Чиклину было неизвестно, какое существо притаилось для своей сохранности в этом безвестном убежище, и он стал на месте посреди.
Около лампы лежала женщина на земле, солома уже истерлась под ее телом, а сама женщина была почти непокрытая одеждой; глаза ее глубоко смежились, точно она томилась или спала, и девочка, которая сидела у ее головы, тоже дремала, но все время водила по губам матери коркой лимона, не забывая об этом. Очнувшись, девочка заметила, что мать успокоилась, потому что нижняя челюсть ее отвалилась от слабости и разверзла беззубый темный рот; девочка испугалась своей матери и, чтобы не бояться, подвязала ей рот веревочкой через темя, так что уста женщины вновь сомкнулись. Тогда девочка прилегла к лицу матери, желая чувствовать ее и спать. Но мать легко пробудилась и сказала:
– Зачем же ты спишь? Мажь мне лимоном по губам, ты видишь, как мне трудно.

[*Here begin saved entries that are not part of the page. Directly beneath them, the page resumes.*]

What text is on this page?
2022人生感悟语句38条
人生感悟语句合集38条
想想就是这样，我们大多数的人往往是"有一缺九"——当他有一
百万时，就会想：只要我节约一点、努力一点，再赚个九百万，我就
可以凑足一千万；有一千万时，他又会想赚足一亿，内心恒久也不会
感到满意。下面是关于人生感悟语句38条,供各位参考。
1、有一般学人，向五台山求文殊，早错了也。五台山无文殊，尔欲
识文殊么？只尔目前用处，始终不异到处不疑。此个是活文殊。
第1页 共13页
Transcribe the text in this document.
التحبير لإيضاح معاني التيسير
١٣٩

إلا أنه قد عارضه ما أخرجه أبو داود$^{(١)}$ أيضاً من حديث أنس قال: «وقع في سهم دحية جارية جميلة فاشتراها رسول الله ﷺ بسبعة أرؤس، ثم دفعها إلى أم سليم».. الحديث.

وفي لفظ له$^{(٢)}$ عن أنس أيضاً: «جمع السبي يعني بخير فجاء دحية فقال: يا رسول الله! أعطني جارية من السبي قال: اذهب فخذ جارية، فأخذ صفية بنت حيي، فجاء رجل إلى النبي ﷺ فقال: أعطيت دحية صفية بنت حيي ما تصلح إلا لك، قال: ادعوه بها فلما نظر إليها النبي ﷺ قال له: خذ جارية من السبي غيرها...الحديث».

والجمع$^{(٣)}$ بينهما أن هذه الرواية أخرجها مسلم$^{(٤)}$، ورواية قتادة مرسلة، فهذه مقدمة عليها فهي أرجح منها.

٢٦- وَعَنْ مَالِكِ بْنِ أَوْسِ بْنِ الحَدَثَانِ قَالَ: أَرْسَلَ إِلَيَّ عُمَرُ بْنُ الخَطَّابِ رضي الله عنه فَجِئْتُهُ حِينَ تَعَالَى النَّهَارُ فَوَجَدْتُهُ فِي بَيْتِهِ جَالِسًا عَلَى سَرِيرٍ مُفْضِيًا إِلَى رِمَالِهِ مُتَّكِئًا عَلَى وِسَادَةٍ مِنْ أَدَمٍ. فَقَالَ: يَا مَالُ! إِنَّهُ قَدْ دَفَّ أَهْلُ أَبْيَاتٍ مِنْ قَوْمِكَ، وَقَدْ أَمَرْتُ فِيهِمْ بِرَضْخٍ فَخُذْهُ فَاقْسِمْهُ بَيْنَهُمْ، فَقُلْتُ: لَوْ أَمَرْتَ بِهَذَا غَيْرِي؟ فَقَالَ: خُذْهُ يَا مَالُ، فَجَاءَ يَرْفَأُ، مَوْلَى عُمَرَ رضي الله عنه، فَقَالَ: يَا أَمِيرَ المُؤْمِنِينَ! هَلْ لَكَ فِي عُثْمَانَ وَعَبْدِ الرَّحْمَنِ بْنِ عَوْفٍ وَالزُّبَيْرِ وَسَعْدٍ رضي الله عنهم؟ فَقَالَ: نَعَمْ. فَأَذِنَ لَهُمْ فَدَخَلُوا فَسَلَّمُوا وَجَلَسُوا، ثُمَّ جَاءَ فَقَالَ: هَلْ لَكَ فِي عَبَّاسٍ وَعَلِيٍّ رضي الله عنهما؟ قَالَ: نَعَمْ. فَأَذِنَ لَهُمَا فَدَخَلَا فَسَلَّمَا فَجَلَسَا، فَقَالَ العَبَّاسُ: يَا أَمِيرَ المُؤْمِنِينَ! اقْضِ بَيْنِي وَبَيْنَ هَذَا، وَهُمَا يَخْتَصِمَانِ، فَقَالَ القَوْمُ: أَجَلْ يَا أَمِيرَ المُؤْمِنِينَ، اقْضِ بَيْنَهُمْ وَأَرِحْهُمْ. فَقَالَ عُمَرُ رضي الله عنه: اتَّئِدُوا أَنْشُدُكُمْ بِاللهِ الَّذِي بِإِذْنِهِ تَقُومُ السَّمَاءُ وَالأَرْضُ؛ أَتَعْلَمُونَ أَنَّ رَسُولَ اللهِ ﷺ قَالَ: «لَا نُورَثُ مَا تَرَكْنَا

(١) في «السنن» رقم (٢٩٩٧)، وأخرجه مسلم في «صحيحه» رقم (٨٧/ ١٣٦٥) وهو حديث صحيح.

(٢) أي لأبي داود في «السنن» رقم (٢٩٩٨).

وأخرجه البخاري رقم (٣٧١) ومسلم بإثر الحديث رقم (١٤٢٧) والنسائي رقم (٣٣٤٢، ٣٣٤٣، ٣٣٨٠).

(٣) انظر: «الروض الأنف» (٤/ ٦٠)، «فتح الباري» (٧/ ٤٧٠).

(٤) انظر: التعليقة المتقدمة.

Девочка опять начала водить лимонной коркой по губам матери. Женщина на время замерла, ощущая свое питание из лимонного остатка.
– А ты не заснешь и не уйдешь от меня? – спросила она у дочери.
– Нет, я уж спать теперь расхотела. Я только глаза закрою, а думать все время буду о тебе: ты же моя мама ведь!
Мать приоткрыла свои глаза, они были подозрительные, готовые ко всякой беде жизни, уже побелевшие от равнодушия, и она произнесла для своей защиты:
– Мне теперь стало тебя не жалко и никого не нужно, я стала как каменная, потуши лампу и поверни меня на бок, я хочу умереть.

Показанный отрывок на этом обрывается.